In other words, getting in your car and driving is such a shitty ordeal with insufficient road capacity, that people would prefer to stay home then go to dinner, movies, etc.
They’d prefer to take a shitty job nearby then a good job further away.
What “Good things”…exactly? Let’s see..asthma, death, injuries, dependence on commuting, the land that was taken will be forever non-productive, the land around it will be lower value…
And the list goes on.
I vigorously supporting great walkability for projects nationwide. However, we need to be technically correct as we proceed. The capacity analysis offered in the article is only valid for a limited percentage of land area in existing and proposed US cities. Buildings of substantial size, likely over five stories, placed on small blocks of 600 feet maximum, are required to generate the travel demand sufficient to load buses to capacity twice a minute. Sidewalk movements of 16,000 per hour require buildings of similar five plus height and compactness within a square miles, so individuals would walk in those great numbers. in SmartCode terms, T5 Urban Center and T6 Urban Core development patterns are required for this level of transit and pedestrian travel. The six lane arterial, by comparison, in the same T5 and T6 context would also generate 16,000 pedestrians and could fill many transit busses, if available. Therefore, the question is how many square miles of T5 and T6 can we expect in the near future. Chris Leinberger says Walkable Urban, or WalkUPs, in Atlanta occupy 0.55% of the Metro Atlanta area and existing and emerging WalkUPs will use 0.88 percent of the region’s land mass. If the capacity comparison is made within this specifically defined context then the highly multimodal, complete street could approach the stated capacity. The bottom line, all the transportation and land use pattern discussion is context based and should be emphasized as such.

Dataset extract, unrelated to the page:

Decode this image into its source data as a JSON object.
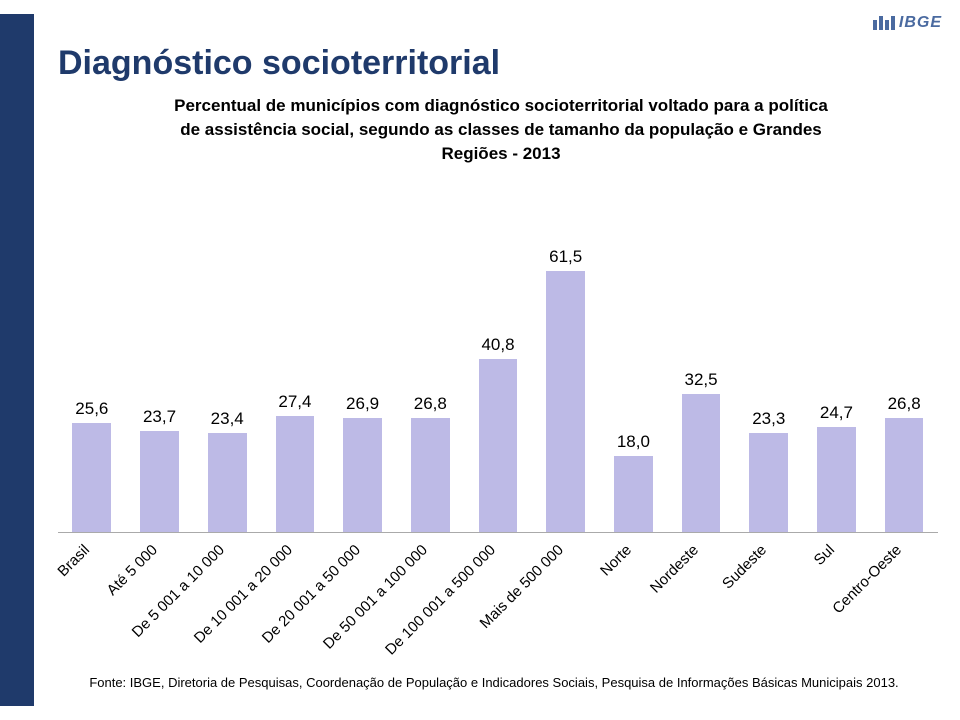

Keep up the enthusiasm and the good work and we will see change.
Rick Hall P.E.
Nice article and fully agreed. Being an urban designer, we have also been advocating pedestrian friendly cities here in the historic towns of the Kathmandu valley, but the concerned authorities see road widening as the only solution for ever growing traffic congestion. Without regulating urban density, land use and mobility behaviour, widening of roads in the Kathmandu valley has creating more traffic congestion thereby causing air pollution.
Like motorcycles and bicycles, cars best designed single-width to maximize the ability to move through traffic. These types of cars include the iRoad from Toyota, the Land Glider from Nissan, and the Tango from Commuter Cars. They’re all electric, and the Tango is highway capable.

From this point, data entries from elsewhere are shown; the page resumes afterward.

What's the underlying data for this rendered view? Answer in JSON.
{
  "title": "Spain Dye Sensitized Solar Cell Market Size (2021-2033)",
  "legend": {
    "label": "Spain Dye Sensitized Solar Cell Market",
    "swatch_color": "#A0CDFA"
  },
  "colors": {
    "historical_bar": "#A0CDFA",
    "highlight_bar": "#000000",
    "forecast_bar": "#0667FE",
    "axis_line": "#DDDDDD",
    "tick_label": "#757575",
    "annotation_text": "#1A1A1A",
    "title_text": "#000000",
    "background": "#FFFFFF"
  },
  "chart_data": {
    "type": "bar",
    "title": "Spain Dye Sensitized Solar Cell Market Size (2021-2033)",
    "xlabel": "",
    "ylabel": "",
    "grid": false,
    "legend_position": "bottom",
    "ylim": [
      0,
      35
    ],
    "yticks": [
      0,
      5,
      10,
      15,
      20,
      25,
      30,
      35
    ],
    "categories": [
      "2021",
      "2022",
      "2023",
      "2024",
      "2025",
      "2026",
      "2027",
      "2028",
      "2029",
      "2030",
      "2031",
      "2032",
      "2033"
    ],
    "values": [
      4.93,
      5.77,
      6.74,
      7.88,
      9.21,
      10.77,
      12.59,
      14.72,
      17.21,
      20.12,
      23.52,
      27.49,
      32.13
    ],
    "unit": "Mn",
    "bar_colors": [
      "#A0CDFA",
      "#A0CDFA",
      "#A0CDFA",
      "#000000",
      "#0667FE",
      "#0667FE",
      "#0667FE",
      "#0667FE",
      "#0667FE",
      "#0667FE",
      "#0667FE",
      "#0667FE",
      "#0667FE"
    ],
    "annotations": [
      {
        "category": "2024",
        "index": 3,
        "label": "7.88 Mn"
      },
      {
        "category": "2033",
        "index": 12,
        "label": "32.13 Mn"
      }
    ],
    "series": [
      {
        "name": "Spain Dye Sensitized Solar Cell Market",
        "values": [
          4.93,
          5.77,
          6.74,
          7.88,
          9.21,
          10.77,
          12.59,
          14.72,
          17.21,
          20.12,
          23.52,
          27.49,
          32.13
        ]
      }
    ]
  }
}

Imagine if all pedaled vehicles had side by side seating like the novelty quadricycles you can see in amusement areas. Bike paths would have to be widened in order to get the single occupant riders more width to go to their jobs.

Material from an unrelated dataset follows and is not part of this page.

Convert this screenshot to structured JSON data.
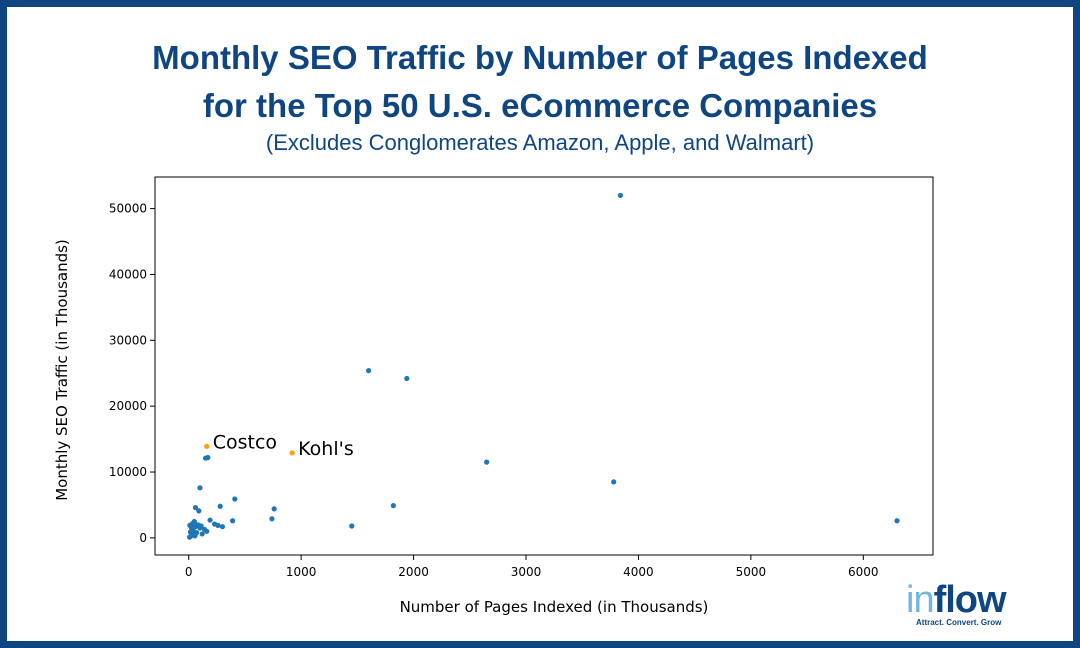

Narrow the cars to widen the roads.
You are focusing only on the form of the car. You leave out that anyone in a car can create death with ease and just a splash of carelessness. Making the cars more narrow…just makes them more efficient killers.
How many cars were actually on streets that had been widened to handle between 30,000 and 50,000 vehicles per day?
You mentioned several times that there’s ONLY one solution. That’s a bit arrogant, no? Why does widening highways induce demand? Probably because people value being able to use that highway far greater than it costs to use it (most highways in the US are free to use). Changing the economics of that equation could drastically change each individual’s value calculation. Were highways tolled or congested areas priced (as downtown and midtown Manhattan now will be), average travel times would decrease and congestion would ease, without changing space on streets.
Adding biking, walking, and public transportation infrastructure are clear no-brainers. They make much more livable spaces and provide far more transportation capacity than one person per vehicle travel lanes. But, at the beginning of your article, you claim that moving commuters to public transportation makes no impact on congestion (it induces demand with the road space that former driver used to use now freed up), while at the end you argue that public transportation adds far more capacity to roads.